# My moldy cigars!



## CHRIS7891011 (Apr 1, 2007)

So I had 2 cigars that I bought today that had mold... go figure... never any other issues with mold till today.

I smoked my first Anejo Shark and shared the La Flor Dominicana Culebra with a couple friends.

ANyway here are some pics of me burning my mold. sorry the quality sucks its a cameraphone.


----------



## karmaz00 (Dec 5, 2007)

how did they taste


----------



## stlcards (Sep 14, 2007)

That's too bad. Good find on the rare smokes though!


----------



## CHRIS7891011 (Apr 1, 2007)

they tasted alright. The Anejo was awesome actually. They were just far enough that I didn't want to put then with my other cigars but not so far as the taste was altered too much (as far as I know... first time on both smokes)


----------



## JoeyBear (Jul 31, 2007)

Nice pics, Chris  You're back in Cali, right?? You're missing all the fun weather back here :brick:


----------



## full count (Jun 25, 2007)

Thats not mold, its plume (oh s##t, now what did I start).


----------



## tx_tuff (Jun 16, 2007)

full count said:


> Thats not mold, its plume (oh s##t, now what did I start).

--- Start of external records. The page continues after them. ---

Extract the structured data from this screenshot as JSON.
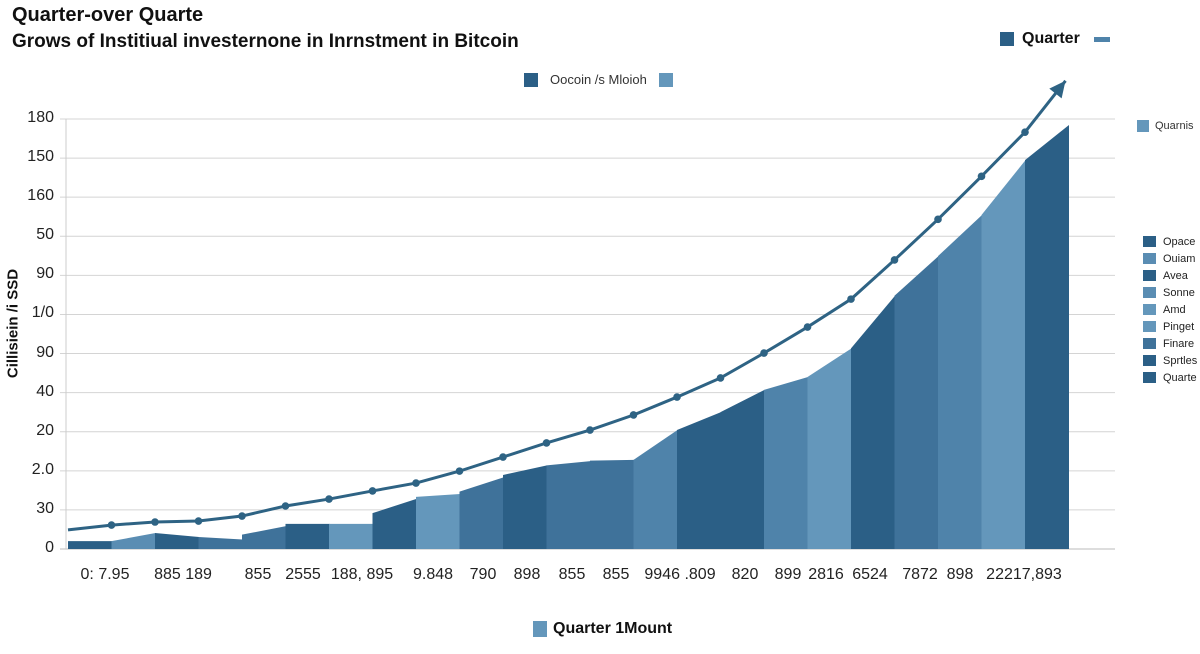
{
  "chart_data": {
    "type": "area",
    "title": "Quarter-over Quarte",
    "subtitle": "Grows of Institiual investernone in Inrnstment in Bitcoin",
    "ylabel": "Cillisiein /i SSD",
    "xlabel": "",
    "ylim": [
      0,
      180
    ],
    "grid": true,
    "y_tick_labels": [
      "180",
      "150",
      "160",
      "50",
      "90",
      "1/0",
      "90",
      "40",
      "20",
      "2.0",
      "30",
      "0"
    ],
    "x_tick_labels": [
      "0: 7.95",
      "885 189",
      "855",
      "2555",
      "188, 895",
      "9.848",
      "790",
      "898",
      "855",
      "855",
      "9946 .809",
      "820",
      "899",
      "2816",
      "6524",
      "7872",
      "898",
      "22217,893"
    ],
    "line_series": {
      "values": [
        8,
        10,
        11.3,
        11.7,
        13.8,
        18,
        20.9,
        24.3,
        27.6,
        32.6,
        38.5,
        44.4,
        49.8,
        56.1,
        63.6,
        71.6,
        82,
        92.9,
        104.6,
        121,
        138,
        156,
        174.5
      ],
      "arrow_end": 196,
      "color": "#2e6384"
    },
    "area_columns": [
      [
        3.3,
        3.3
      ],
      [
        3.3,
        6.7
      ],
      [
        6.7,
        5
      ],
      [
        5,
        4
      ],
      [
        6,
        9.6
      ],
      [
        10.5,
        10.5
      ],
      [
        10.5,
        10.5
      ],
      [
        15,
        21
      ],
      [
        21.8,
        23
      ],
      [
        24,
        30
      ],
      [
        31,
        35
      ],
      [
        35,
        36.8
      ],
      [
        37,
        37.3
      ],
      [
        37.3,
        49.8
      ],
      [
        49.8,
        57.3
      ],
      [
        57.3,
        66.6
      ],
      [
        66.6,
        72
      ],
      [
        72,
        84
      ],
      [
        84,
        106
      ],
      [
        106,
        122.6
      ],
      [
        122.6,
        139.8
      ],
      [
        139.8,
        162.8
      ],
      [
        162.8,
        177.5
      ]
    ],
    "column_colors": [
      "#2b5f86",
      "#5a8db3",
      "#2b5f86",
      "#3f729a",
      "#3f729a",
      "#2b5f86",
      "#6497bb",
      "#2b5f86",
      "#6497bb",
      "#3f729a",
      "#2b5f86",
      "#3f729a",
      "#3f729a",
      "#4f83aa",
      "#2b5f86",
      "#2b5f86",
      "#4f83aa",
      "#6497bb",
      "#2b5f86",
      "#3f729a",
      "#4f83aa",
      "#6497bb",
      "#2b5f86"
    ],
    "legend": {
      "top": "Quarter",
      "middle": "Oocoin /s Mloioh",
      "right_top": "Quarnis",
      "right_list": [
        "Opace",
        "Ouiam",
        "Avea",
        "Sonne",
        "Amd",
        "Pinget",
        "Finare",
        "Sprtles",
        "Quarte"
      ],
      "right_list_colors": [
        "#2b5f86",
        "#5a8db3",
        "#2b5f86",
        "#5a8db3",
        "#6497bb",
        "#6497bb",
        "#3f729a",
        "#2b5f86",
        "#2b5f86"
      ],
      "bottom": "Quarter 1Mount"
    }
  }
}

You have no ideal what you started LOL, but I will but in my 2cents. Plume on the foot? I think not.


----------



## tx_tuff (Jun 16, 2007)

I guess you really wanted those smokes bad if you bought them with mold already on them. Was this just two bad boxes at a B&M, bought online, or a badly keep humi at a B&M?


----------



## AragornElessar86 (May 21, 2007)

He didn't know there was mold on 'em when he bought 'em. And in the case of the Anejo, it's a case of high humidity in the humi complicating the Anejo's already mold prone-ness.


----------



## tx_tuff (Jun 16, 2007)

Thanks Cody, hell I probaly would have bought them even if I noticed it. Good looking smokes.


----------



## Webmeister (Jun 12, 2007)

A couple of great smokes! Sorry to hear the mold/plume/bloom got to em, but at least they were enjoyable.


----------



## Marlboro Cigars-cl (Feb 19, 2007)

Those are some smokes I woulnd't mind smoking with a little mold on them!!


----------



## dHUTCH (May 1, 2007)

Just a reminder boys n girls..........vinegar will rid your cigar of mold. Lightly dip the foot into the vinegar then dab it with a papertowel. Then lightly soak an entire papertowel with vinegar and roll the cigar across the papertowel, then dry with a clean papertowel. Keep the treated cigars seperate from your regular stash so they can air out and to be sure the mold is gone. Vinegar has no adverse effects on the taste of your cigar if used lightly.


----------



## baba (Nov 5, 2007)

I guess it doesn't matter what color the mold was - becuase the cigar was GREAT!


----------



## CHRIS7891011 (Apr 1, 2007)

dHUTCH said:


> Just a reminder boys n girls..........vinegar will rid your cigar of mold. Lightly dip the foot into the vinegar then dab it with a papertowel. Then lightly soak an entire papertowel with vinegar and roll the cigar across the papertowel, then dry with a clean papertowel. Keep the treated cigars seperate from your regular stash so they can air out and to be sure the mold is gone. Vinegar has no adverse effects on the taste of your cigar if used lightly.


huh I've never heard that before. I'll have to give it a try next time my cigars mold (hopefully never!)


----------



## CHRIS7891011 (Apr 1, 2007)

baba said:


> I guess it doesn't matter what color the mold was - becuase the cigar was GREAT!


werd! great tasty cigar.


----------



## GatorMike (Sep 23, 2007)

After looking at your thread, Chris, I checked the Anejos I brought with me for the holidays....One of my 46's had mold under the sleeve. I guess I'll have to smoke it now...


----------



## Sea Jay (Jan 28, 2008)

I love a good Anejo around the holiday's (or anytime for that matter). 

I did not know that they were mold-prone. Another good reason for me to switch to 65% beads.


----------



## baba (Nov 5, 2007)

Never met an Anejo that I didn't like!


----------



## GoinFerSmoke (Jan 1, 2007)

I never met an anejo... lol


----------



## JLDUDE12345-cl (Feb 13, 2008)

dHUTCH said:


> Just a reminder boys n girls..........vinegar will rid your cigar of mold. Lightly dip the foot into the vinegar then dab it with a papertowel. Then lightly soak an entire papertowel with vinegar and roll the cigar across the papertowel, then dry with a clean papertowel. Keep the treated cigars seperate from your regular stash so they can air out and to be sure the mold is gone. Vinegar has no adverse effects on the taste of your cigar if used lightly.


Great Tip Dude!!!
:wazzapp:


----------



## happy1 (Jun 29, 2007)

thanks for the tip


----------